Author: Ashley Elston
Release date: May 14th 2013
Hardcover, 320 pages
Genre: contemporary thriller
Source: Publisher for review
Buy: The Book Depository
She’s been six different people in six different places: Madeline in Ohio, Isabelle in Missouri, Olivia in Kentucky . . . But now that she’s been transplanted to rural Louisiana, she has decided that this fake identity will be her last.Witness Protection has taken nearly everything from her. But for now, they’ve given her a new name, Megan Rose Jones, and a horrible hair color. For the past eight months, Meg has begged her father to answer one question: What on earth did he do – or see – that landed them in this god-awful mess? Meg has just about had it with all the Suits’ rules — and her dad’s silence. If he won’t help, it’s time she got some answers for herself.But Meg isn’t counting on Ethan Landry, an adorable Louisiana farm boy who’s too smart for his own good. He knows Meg is hiding something big. And it just might get both of them killed. As they embark on a perilous journey to free her family once and for all, Meg discovers that there’s only one rule that really matters — survival
The Rules for Disappearing is a book for those who are prepared to put logic aside, a least for a little while. It is comparable to an action movie, albeit one with solid characterization. It is captivating and very impressive in some ways, but if you expect it to be realistic and to always make sense, you might end up disappointed.
Meg and her younger sister Mary have been through so many witness protection placements that they don’t want to choose their own names anymore. What does it matter when it won't last more than a few weeks? Their parents are taking it even harder; their father is absentminded and generally unhelpful and their mother, a former cocktail party queen, is drunk around the clock. Meg and Mary are not the girls’ real names, of course, but they’re never allowed to use their own, not even among themselves. That is just one of the many rules they have to live by if they want to stay alive.
The suits, which is their name for the US Marshalls, are a constant looming presence in their lives. They can show up anytime, even in the middle of the night, and take them all to a new country with new names and a new life.
RULES FOR DISAPPEARING BY WITNESS PROTECTION PRISONER #18A7R04M: Don’t fall into a routine. Shake things up. Doing the same thing over and over makes you feel comfortable. And feeling comfortable is bad.

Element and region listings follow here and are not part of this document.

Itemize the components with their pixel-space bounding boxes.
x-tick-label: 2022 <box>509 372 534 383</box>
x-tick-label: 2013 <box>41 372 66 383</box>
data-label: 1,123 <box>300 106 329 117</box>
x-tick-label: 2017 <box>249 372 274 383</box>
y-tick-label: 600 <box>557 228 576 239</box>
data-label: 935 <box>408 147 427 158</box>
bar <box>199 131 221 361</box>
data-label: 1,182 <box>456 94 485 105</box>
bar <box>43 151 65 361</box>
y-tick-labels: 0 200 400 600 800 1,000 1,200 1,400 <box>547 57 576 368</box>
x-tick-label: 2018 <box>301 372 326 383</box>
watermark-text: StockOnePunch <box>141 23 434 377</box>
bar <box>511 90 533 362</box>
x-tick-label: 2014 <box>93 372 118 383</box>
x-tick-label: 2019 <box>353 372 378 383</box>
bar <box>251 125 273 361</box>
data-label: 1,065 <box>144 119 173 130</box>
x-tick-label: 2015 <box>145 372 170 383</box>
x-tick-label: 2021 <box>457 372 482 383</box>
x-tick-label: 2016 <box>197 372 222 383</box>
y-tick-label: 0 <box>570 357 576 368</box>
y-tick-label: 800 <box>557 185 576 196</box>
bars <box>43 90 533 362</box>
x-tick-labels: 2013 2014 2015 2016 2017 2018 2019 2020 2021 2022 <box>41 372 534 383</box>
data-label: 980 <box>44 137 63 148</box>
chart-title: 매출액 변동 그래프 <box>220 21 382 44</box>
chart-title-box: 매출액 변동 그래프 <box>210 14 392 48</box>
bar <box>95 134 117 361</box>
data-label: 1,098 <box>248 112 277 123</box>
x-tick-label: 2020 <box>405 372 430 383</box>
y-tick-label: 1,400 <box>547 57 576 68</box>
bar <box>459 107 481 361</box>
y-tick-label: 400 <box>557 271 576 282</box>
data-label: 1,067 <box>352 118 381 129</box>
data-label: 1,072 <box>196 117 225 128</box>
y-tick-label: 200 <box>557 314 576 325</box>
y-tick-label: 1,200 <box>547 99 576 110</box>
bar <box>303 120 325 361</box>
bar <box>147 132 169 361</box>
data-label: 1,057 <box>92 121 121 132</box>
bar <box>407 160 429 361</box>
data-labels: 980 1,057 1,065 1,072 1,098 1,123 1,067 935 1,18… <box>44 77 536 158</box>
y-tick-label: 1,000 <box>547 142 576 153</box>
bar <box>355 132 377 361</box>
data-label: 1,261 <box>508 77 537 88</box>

The first part of this book was utterly captivating. It focused on Meg and Mary’s internal struggles, their psychological traumas and their family issues. Meg had pretty much become apathetic, and Mary nearly catatonic, with occasional hysterical outburst, usually caused by men in suits. The second part, however, was where it all went wrong. As soon as Elston stopped focusing on the girls and started focusing on the reason for their placement in the Witness Protection, the story became far too unbelievable. I kept expecting Bruce Willis to pop out like jack-in-a-box, with a semi-automatic in hand and proclaim that he’s there to kill the bad guys and save them all. (No such luck, though.)
There’s also the small matter of Meg’s boyfriend Ethan. As much as I liked him as a character (and believe you me, he had some pretty adorable traits), him getting involved in this huge, dangerous mess for a girl he barely even knew just didn’t make sense. I couldn’t relax and enjoy their romance because my brain kept screaming ‘no one would do that, no one would do that, there’s no way in hell that a sane person would ever do that!’
I can easily imagine The Rules for Disappearing being turned into a movie, especially the second half (which is why I enjoyed the first much more). It is very tightly paced and dynamic. Although it had its problems, I wouldn’t hesitate to recommend it as a quick, exciting read.